MAUMEE -- Archaeologists began sifting through the dirt off River Road in Maumee on Friday. They're looking for more human bones on a site that is currently planned for river-view homes and condos.
They started their search at the trench where the first remains were found. They set a perimeter of less than 20 yards, then using a bulldozer, they dug up the soil looking for bones buried underneath. "We can get the disturbed soil off the very top layer we can see the tops of potential grave shafts where we see those we will go down further with power equipment," said Michael Pratt, an anthropologist.
If bones are found, they will shift gears from power tools to using their hands to dig. Then they'll take the bones they find to the Lucas County Coroner's office for examination. "I think there is a possibility that we are going to find out where there might be. It is possible that we can encounter graves today, but only if they are shallow," said Pratt.

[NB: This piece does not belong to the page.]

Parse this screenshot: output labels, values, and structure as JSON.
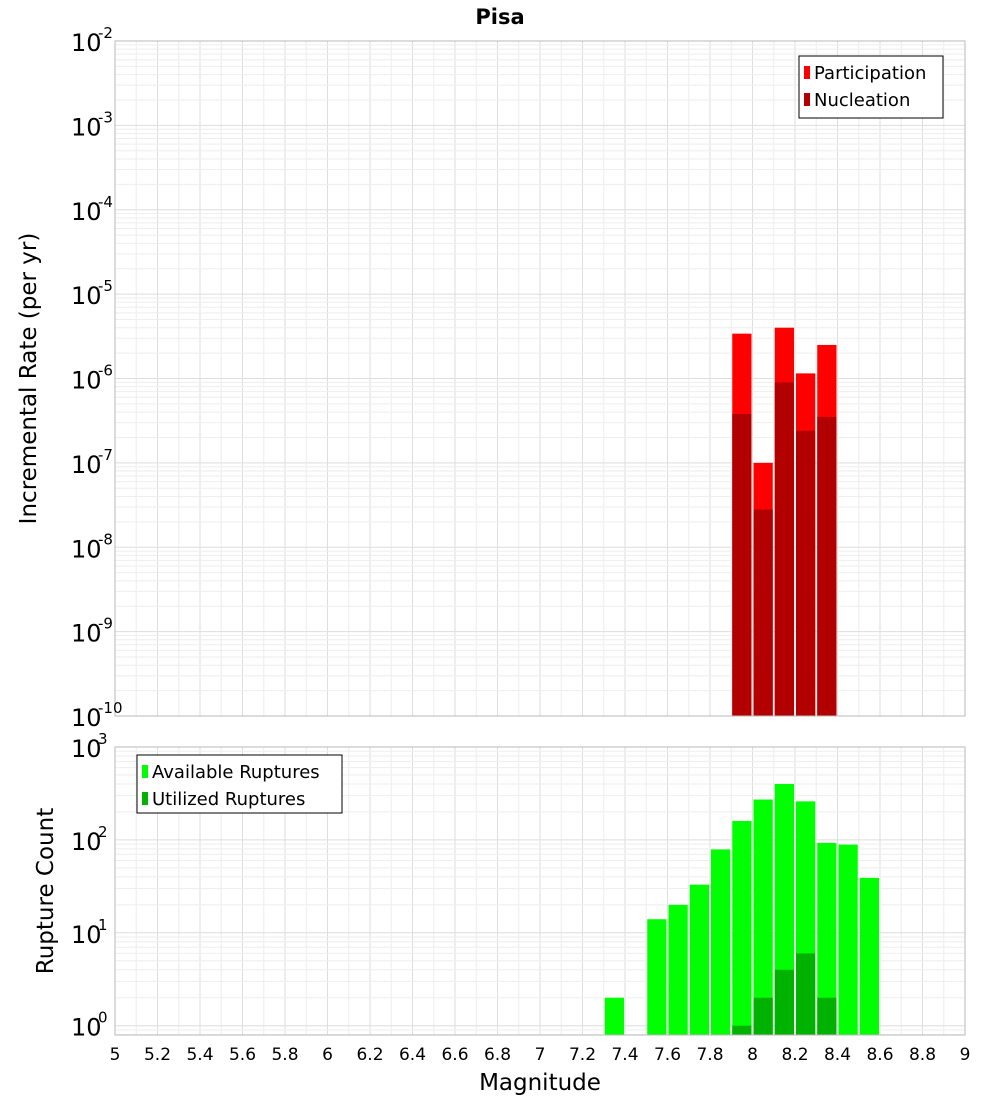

The development is going on a site where the Miami Children's Home once stood. Crews turning dirt for the new homes and condos unearthed a set of bones earlier this month that were identified as human.
If more bones are found, there are plans to move them to a community burial site at Riverside Cemetery.

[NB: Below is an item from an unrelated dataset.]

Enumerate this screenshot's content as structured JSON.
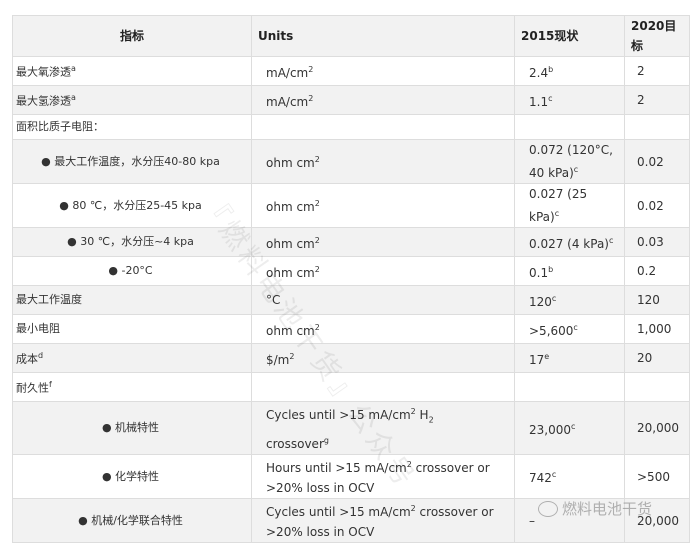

Count on News 11 to follow this story as it develops.
The old Miami Children's Home was a home for orphans since the 1860's until it closed in 1994. Michael Lora with the Toledo-Lucas County Public Library's local history department says early maps from 1900 show no cemetery or potter's field near that area.
But there may be links to earlier history. "The site on which it was built was close to Fort Miami, which as built by the British in 1794," said Lora. "The proximity with the Fort might have something to do with the remains that may have been found today."

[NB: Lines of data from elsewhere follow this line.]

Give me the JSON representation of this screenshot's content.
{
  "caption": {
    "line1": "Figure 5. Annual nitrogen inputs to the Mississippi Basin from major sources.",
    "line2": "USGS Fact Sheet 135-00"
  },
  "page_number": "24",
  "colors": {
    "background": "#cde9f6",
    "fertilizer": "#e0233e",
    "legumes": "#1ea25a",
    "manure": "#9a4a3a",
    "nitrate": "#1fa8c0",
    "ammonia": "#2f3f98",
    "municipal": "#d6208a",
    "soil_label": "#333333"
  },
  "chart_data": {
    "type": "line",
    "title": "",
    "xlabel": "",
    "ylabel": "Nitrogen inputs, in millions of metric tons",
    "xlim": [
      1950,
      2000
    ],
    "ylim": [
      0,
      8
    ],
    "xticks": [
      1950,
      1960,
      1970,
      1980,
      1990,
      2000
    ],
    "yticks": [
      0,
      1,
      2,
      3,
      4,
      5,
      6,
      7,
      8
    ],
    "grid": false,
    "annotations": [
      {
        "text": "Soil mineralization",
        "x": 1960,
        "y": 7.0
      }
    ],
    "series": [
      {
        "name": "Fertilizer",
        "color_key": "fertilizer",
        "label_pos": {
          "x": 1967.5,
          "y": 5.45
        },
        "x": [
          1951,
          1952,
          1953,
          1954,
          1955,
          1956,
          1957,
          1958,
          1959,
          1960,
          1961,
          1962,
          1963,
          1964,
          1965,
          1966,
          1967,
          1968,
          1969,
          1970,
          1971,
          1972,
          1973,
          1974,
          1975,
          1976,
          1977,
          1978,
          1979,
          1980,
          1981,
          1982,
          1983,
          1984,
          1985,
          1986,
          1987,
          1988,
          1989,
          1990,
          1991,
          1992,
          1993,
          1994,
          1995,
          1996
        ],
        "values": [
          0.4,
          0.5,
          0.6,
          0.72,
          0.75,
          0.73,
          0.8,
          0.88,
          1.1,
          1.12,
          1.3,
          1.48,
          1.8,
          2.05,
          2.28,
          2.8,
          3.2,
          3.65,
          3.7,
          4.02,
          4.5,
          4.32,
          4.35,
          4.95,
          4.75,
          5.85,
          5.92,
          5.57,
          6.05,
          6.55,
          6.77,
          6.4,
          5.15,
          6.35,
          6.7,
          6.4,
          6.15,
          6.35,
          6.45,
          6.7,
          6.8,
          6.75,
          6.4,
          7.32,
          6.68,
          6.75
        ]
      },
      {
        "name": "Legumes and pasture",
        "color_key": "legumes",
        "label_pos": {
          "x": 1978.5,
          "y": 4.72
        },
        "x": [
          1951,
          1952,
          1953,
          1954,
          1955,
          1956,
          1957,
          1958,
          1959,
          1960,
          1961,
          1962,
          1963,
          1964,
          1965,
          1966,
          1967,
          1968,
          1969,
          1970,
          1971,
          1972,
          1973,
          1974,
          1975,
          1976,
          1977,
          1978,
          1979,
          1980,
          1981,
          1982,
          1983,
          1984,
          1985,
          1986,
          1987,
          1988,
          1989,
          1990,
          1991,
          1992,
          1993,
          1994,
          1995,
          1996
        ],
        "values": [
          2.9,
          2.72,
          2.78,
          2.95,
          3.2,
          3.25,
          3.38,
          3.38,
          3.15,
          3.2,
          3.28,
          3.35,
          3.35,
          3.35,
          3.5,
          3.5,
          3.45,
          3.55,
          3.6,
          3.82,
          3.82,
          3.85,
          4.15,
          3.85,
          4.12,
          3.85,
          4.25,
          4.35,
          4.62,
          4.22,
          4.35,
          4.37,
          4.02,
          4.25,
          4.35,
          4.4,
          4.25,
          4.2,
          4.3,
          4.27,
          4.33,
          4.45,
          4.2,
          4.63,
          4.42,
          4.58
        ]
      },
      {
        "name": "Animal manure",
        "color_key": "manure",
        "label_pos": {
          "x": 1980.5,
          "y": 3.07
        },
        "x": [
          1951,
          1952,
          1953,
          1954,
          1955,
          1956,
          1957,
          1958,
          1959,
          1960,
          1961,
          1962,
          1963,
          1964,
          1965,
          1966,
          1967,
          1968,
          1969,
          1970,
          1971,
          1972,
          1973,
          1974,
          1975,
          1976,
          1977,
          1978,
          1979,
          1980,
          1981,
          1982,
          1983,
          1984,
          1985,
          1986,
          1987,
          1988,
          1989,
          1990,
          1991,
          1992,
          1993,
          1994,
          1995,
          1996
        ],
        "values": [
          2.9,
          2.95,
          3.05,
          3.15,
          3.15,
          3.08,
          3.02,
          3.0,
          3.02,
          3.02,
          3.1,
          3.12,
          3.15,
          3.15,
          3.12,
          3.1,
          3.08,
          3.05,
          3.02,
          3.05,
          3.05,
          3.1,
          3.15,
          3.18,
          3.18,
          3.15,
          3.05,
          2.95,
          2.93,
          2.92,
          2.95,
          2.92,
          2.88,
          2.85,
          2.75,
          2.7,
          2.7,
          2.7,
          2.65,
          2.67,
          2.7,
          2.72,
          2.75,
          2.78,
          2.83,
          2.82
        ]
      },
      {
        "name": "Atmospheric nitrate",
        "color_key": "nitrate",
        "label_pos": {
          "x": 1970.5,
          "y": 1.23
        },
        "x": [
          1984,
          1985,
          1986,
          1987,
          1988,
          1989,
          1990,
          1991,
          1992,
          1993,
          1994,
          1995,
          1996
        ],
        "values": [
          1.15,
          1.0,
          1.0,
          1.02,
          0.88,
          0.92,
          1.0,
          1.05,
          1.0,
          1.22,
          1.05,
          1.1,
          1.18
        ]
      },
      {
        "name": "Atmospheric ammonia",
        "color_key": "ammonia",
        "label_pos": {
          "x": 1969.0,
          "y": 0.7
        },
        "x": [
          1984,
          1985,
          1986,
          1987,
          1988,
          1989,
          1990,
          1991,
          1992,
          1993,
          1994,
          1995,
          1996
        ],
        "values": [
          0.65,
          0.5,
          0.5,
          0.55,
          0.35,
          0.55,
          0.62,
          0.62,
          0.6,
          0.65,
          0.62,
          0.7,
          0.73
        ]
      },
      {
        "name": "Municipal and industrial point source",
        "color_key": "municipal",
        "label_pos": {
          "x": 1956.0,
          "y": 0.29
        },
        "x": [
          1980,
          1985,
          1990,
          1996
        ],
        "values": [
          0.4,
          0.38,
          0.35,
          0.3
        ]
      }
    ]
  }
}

Members of the Lucas County Historical Society also wonder if the site could be part of an old ancient Indian burial ground. But local historians say there's no record showing that land was anything but an open field before the children's home moved in.
Still, there's always a slight chance. "We're always very interested when bones are found because it can add to our knowledge of the Indian history in this area," said Lora.
Whatever it is, historians say the bones found could later speak volumes about local history.